Partagez sur "La famille royale au Temple : un chemin de croix … républicain"
Alors que la Déclaration des droits de l’homme et du citoyen est promulguée en 1789, une famille a été déchue de ses libertés fondamentales tout comme de sa dignité. Dans La Famille royale au Temple, Charles-Eloi Vial raconte le cauchemar vécu en captivité par Louis XVI et les siens.
Le 10 août 1792, lorsque les révolutionnaires envahissent et saccagent le palais des Tuileries, est la date communément admise pour acter la chute de la Monarchie française, mais la suite est moins connue. La recherche universitaire a en effet longtemps relégué l’emprisonnement de la famille royale au second plan, laissant les royalistes cultiver cette mémoire douloureuse. Et, même s’il se défend de verser dans le dolorisme comme de vouloir noircir les œuvres de la Révolution française, Charles-Eloi Vial ne trahit rien. Des propos vexatoires proférés pour humilier la famille aux têtes des proches brandies au bout des pics sous leur fenêtre afin de les terroriser, rien n’est épargné.
« Louis XVI puis Marie-Antoinette – toujours au nom des Droits de l’homme – monteront sur l’échafaud avant que le jeune Louis XVII, le dauphin âgé de seulement dix ans, ne décède dans sa geôle. »

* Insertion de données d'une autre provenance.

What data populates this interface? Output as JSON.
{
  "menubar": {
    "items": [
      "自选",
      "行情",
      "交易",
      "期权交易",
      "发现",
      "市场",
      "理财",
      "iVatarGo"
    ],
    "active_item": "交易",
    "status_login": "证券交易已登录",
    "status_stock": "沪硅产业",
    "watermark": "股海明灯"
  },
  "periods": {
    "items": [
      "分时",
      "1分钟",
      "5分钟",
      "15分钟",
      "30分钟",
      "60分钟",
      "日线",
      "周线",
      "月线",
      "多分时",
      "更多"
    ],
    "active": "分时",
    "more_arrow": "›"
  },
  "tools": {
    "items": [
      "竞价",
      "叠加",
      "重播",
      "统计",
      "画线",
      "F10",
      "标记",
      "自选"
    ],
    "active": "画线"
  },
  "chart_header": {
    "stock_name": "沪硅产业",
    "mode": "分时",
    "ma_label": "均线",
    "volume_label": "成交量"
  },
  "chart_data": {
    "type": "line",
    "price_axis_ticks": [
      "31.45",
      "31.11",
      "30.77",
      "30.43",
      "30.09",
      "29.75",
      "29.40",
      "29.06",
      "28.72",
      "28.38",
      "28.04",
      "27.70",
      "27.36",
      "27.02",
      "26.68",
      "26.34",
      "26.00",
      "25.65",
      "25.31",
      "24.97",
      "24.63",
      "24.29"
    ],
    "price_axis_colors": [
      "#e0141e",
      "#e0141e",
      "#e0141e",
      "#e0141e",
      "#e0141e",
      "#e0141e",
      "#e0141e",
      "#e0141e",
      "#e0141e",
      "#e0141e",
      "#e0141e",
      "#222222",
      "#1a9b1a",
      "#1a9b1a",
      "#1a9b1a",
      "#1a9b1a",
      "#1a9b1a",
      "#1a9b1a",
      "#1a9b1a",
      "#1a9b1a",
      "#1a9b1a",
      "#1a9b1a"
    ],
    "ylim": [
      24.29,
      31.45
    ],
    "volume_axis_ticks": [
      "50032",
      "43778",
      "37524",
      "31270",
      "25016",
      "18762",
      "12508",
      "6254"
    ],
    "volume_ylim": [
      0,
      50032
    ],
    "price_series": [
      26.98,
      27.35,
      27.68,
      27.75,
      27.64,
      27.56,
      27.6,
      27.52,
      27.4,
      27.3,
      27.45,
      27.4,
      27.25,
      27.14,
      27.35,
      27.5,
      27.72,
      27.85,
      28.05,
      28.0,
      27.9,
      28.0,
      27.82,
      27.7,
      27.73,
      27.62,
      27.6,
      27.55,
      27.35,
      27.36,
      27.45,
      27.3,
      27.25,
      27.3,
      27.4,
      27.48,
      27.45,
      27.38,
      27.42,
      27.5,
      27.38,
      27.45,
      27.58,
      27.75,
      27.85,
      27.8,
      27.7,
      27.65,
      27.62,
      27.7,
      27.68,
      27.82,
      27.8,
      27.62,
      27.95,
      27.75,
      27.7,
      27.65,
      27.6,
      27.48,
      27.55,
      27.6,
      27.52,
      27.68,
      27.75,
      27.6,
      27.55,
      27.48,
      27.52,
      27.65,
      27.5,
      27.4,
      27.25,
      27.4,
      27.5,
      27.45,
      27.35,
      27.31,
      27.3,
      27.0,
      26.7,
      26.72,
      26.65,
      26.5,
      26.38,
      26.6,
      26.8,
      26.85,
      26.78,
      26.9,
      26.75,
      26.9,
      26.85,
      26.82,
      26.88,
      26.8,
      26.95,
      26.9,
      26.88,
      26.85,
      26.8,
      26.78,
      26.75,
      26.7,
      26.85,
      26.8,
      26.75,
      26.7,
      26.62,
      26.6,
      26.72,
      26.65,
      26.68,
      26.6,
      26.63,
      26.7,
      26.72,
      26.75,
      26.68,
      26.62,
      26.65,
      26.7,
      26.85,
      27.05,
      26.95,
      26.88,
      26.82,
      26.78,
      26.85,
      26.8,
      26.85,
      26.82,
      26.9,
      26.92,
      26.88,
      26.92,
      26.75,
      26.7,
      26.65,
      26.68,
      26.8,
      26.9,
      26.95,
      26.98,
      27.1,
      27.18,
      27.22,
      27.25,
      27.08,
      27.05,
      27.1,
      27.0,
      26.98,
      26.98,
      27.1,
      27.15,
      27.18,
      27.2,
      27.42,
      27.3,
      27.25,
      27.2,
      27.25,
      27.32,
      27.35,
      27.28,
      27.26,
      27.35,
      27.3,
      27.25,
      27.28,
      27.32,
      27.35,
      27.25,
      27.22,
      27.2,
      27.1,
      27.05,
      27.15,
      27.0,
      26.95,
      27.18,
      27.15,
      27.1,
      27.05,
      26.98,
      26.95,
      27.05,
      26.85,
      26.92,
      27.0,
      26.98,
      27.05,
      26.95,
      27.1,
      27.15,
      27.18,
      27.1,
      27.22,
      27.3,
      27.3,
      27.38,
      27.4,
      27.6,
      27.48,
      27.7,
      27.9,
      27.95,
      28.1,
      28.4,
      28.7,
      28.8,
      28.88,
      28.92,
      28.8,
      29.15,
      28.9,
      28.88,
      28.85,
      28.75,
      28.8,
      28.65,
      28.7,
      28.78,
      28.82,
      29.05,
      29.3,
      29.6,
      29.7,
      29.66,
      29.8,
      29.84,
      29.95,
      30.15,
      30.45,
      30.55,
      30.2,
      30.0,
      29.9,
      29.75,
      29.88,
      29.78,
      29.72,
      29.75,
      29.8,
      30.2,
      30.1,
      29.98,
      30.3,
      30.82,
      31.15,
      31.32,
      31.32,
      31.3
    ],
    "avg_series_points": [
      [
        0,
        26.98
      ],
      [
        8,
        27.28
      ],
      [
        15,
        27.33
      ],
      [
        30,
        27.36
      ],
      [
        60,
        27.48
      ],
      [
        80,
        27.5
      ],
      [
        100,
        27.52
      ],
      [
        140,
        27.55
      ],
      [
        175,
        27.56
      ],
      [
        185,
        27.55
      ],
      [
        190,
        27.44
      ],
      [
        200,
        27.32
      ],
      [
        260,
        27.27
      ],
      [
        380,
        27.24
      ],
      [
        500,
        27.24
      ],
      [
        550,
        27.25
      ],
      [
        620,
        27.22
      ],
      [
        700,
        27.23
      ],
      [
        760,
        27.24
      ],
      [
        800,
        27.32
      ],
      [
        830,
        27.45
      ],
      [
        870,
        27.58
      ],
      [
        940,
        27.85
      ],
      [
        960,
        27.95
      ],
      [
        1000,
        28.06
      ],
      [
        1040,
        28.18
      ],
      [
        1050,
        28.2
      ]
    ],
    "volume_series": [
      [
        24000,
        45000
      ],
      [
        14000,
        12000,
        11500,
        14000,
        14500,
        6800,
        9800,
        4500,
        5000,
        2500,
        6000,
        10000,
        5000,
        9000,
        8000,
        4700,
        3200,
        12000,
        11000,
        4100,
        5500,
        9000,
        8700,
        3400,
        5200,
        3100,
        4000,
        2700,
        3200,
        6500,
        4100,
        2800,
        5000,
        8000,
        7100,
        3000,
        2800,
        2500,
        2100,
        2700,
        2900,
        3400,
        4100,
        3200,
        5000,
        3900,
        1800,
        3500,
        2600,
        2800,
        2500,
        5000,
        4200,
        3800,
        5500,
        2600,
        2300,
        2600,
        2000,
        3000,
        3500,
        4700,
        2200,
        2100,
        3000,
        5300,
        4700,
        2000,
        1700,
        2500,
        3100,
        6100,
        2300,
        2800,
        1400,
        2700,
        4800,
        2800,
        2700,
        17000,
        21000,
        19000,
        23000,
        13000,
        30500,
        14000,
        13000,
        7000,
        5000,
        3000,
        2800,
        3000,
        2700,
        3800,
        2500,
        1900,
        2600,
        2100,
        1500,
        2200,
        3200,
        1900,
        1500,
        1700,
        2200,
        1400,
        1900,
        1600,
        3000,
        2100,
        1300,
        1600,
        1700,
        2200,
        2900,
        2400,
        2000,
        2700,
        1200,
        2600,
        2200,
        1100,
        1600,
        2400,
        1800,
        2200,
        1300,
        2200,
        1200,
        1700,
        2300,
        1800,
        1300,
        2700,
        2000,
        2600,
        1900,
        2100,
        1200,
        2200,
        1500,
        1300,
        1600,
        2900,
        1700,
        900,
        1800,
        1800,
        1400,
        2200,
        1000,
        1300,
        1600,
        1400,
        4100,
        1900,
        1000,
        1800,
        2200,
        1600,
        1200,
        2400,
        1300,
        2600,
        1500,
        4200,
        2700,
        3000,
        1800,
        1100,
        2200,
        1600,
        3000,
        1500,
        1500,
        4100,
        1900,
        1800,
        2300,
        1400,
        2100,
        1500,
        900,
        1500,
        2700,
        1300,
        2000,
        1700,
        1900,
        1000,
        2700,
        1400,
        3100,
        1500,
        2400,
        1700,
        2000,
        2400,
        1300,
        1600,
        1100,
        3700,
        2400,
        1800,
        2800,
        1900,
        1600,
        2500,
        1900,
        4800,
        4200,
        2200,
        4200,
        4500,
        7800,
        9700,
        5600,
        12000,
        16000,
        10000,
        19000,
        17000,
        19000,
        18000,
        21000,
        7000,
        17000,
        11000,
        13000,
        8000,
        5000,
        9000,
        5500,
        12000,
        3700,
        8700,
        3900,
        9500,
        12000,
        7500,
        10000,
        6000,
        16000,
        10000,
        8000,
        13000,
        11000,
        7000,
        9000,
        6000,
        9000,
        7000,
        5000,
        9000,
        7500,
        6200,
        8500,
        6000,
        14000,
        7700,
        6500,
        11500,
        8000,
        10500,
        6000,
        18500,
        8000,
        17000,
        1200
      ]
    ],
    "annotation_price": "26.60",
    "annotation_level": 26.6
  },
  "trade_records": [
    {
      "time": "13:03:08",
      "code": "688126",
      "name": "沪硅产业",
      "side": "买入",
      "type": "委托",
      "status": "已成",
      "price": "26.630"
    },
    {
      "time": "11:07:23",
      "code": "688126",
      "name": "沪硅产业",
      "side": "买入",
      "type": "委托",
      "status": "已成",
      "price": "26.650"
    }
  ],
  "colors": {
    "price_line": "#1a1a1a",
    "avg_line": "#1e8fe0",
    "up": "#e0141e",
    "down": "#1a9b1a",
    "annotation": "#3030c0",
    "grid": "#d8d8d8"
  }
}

Avec honnêteté et grâce à un impressionnant travail sur les sources historiques, l’historien met à jour les vexations, humiliations et autres tortures morales infligées à la famille durant trois années. La suite est connue : Louis XVI puis Marie-Antoinette – toujours au nom des Droits de l’homme – monteront sur l’échafaud avant que le jeune Louis XVII, le dauphin âgé de seulement dix ans, ne décède dans sa geôle. Le froid associé aux restrictions sur les vêtements et la nourriture lui ont certainement été funestes. L’auteur rapporte aussi cette confidence de la jeune Marie-Thérèse : « Ma tante priait souvent Dieu dans la journée, elle lisait tous les jours l’office, lisait beaucoup de livres de piété, et faisait des méditations ; elle faisait, ainsi que mon père, maigre et jeûne les jours ordonnés par l’Eglise ».

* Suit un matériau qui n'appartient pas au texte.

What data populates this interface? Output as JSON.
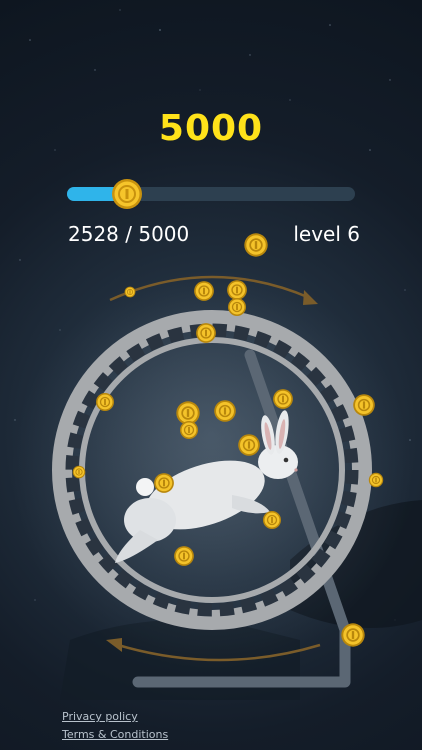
{
  "score": {
    "value": "5000"
  },
  "progress": {
    "current": 2528,
    "target": 5000,
    "fraction": 0.506,
    "text": "2528 / 5000"
  },
  "level": {
    "label": "level 6"
  },
  "footer": {
    "privacy": "Privacy policy",
    "terms": "Terms & Conditions"
  },
  "colors": {
    "score": "#ffe21a",
    "progress_fill": "#2fb4ea",
    "coin": "#f5c52a",
    "wheel": "#a7aaad"
  },
  "icons": {
    "coin": "coin-icon",
    "rabbit": "rabbit-icon",
    "wheel": "hamster-wheel-icon",
    "arrow": "curved-arrow-icon"
  }
}
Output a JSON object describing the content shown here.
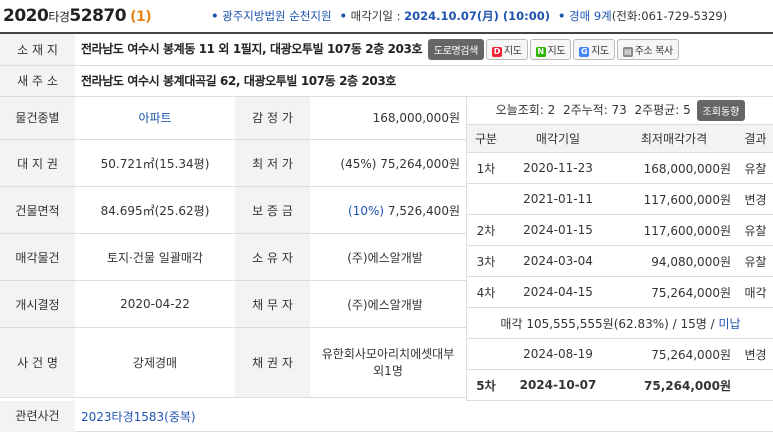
{
  "header": {
    "case_no": "2020",
    "case_type": "타경",
    "case_num": "52870",
    "seq": "(1)",
    "court": "광주지방법원 순천지원",
    "sale_date_label": "매각기일 : ",
    "sale_date": "2024.10.07(月) (10:00)",
    "dept_label": "경매 9계",
    "phone": "(전화:061-729-5329)"
  },
  "address": {
    "loc_label": "소 재 지",
    "loc_value": "전라남도 여수시 봉계동 11 외 1필지, 대광오투빌 107동 2층 203호",
    "btn_road": "도로명검색",
    "btn_daum": "지도",
    "btn_naver": "지도",
    "btn_google": "지도",
    "btn_copy": "주소 복사",
    "new_label": "새 주 소",
    "new_value": "전라남도 여수시 봉계대곡길 62, 대광오투빌 107동 2층 203호"
  },
  "details": [
    {
      "l1": "물건종별",
      "v1": "아파트",
      "l2": "감 정 가",
      "v2": "168,000,000원"
    },
    {
      "l1": "대 지 권",
      "v1": "50.721㎡(15.34평)",
      "l2": "최 저 가",
      "v2": "(45%) 75,264,000원"
    },
    {
      "l1": "건물면적",
      "v1": "84.695㎡(25.62평)",
      "l2": "보 증 금",
      "v2pct": "(10%)",
      "v2": "7,526,400원"
    },
    {
      "l1": "매각물건",
      "v1": "토지·건물 일괄매각",
      "l2": "소 유 자",
      "v2": "(주)에스알개발"
    },
    {
      "l1": "개시결정",
      "v1": "2020-04-22",
      "l2": "채 무 자",
      "v2": "(주)에스알개발"
    },
    {
      "l1": "사 건 명",
      "v1": "강제경매",
      "l2": "채 권 자",
      "v2": "유한회사모아리치에셋대부외1명"
    }
  ],
  "related": {
    "label": "관련사건",
    "value": "2023타경1583(중복)"
  },
  "stats": {
    "today": "오늘조회: 2",
    "total": "2주누적: 73",
    "avg": "2주평균: 5",
    "btn": "조회동향"
  },
  "history_headers": [
    "구분",
    "매각기일",
    "최저매각가격",
    "결과"
  ],
  "history": [
    {
      "round": "1차",
      "date": "2020-11-23",
      "price": "168,000,000원",
      "result": "유찰"
    },
    {
      "round": "",
      "date": "2021-01-11",
      "price": "117,600,000원",
      "result": "변경"
    },
    {
      "round": "2차",
      "date": "2024-01-15",
      "price": "117,600,000원",
      "result": "유찰"
    },
    {
      "round": "3차",
      "date": "2024-03-04",
      "price": "94,080,000원",
      "result": "유찰"
    },
    {
      "round": "4차",
      "date": "2024-04-15",
      "price": "75,264,000원",
      "result": "매각"
    }
  ],
  "sold_note": "매각 105,555,555원(62.83%) / 15명 / ",
  "sold_note_link": "미납",
  "history2": [
    {
      "round": "",
      "date": "2024-08-19",
      "price": "75,264,000원",
      "result": "변경"
    },
    {
      "round": "5차",
      "date": "2024-10-07",
      "price": "75,264,000원",
      "result": ""
    }
  ],
  "colors": {
    "accent_blue": "#1f55b0",
    "orange": "#e8831a"
  }
}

Surveiller et punir pendant la Révolution
Tout au long de l’ouvrage, nous comprenons que Louis XVI accepte son sort, entre stoïcisme et sagesse chrétienne, jusqu’au 21 janvier 1793 où sa tête roulera sur le billot. Le récit de cette captivité montre un monarque non seulement otage du peuple, mais aussi malmené à dessein par ce dernier. Plus qu’un otage, le roi était le symbole d’une royauté à laquelle il fallait ôter toute forme de prestige. Il fallait un geste « castrateur » pour trancher définitivement le lien entre la monarchie et le peuple. Balzac écrira : « En coupant la tête à Louis XVI, la Révolution coupe la tête à tous les pères de famille ».

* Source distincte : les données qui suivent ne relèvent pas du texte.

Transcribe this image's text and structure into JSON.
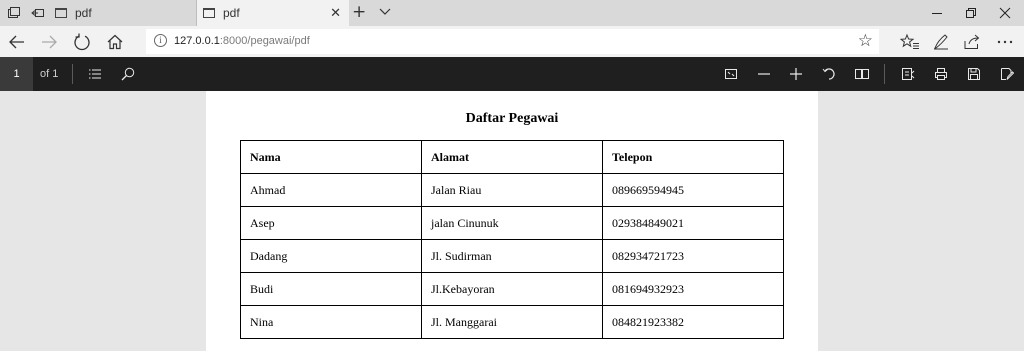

« Les révolutionnaires ont donc changé le paradigme en humiliant, tuant et exhibant le corps symbolique de la monarchie. »
Cet acte de cruauté renvoie également à l’essai Surveiller et punir de Michel Foucault. Il montre que le châtiment en place publique était une façon pour les monarchies de se légitimer en suppliciant les condamnés afin de manifester une autorité visible sur le corps de ses sujets. Les révolutionnaires ont donc changé le paradigme en humiliant, tuant et exhibant le corps symbolique de la monarchie. La société de surveillance généralisée (aussi analysée par Foucault à travers la panoptique), trouve également ses prémisses durant la Terreur. Les quêtes effrénées de pureté morale ajoutées à la suspicion généralisée s’épanouissent aujourd’hui encore. Cette violence cyclique, cette revanche sanguinaire perpétuelle, Chateaubriand la résume au livre III de ses Mémoires d’outre-tombe, à propos du projet d’élever une stèle pour Louis XVI : « Par le temps actuel, il serait à craindre qu’un monument élevé dans le but d’imprimer l’effroi des excès populaires donnât le désir de les imiter : le mal tente plus que le bien ; en voulant perpétuer la douleur, on ne fait souvent que perpétuer l’exemple ».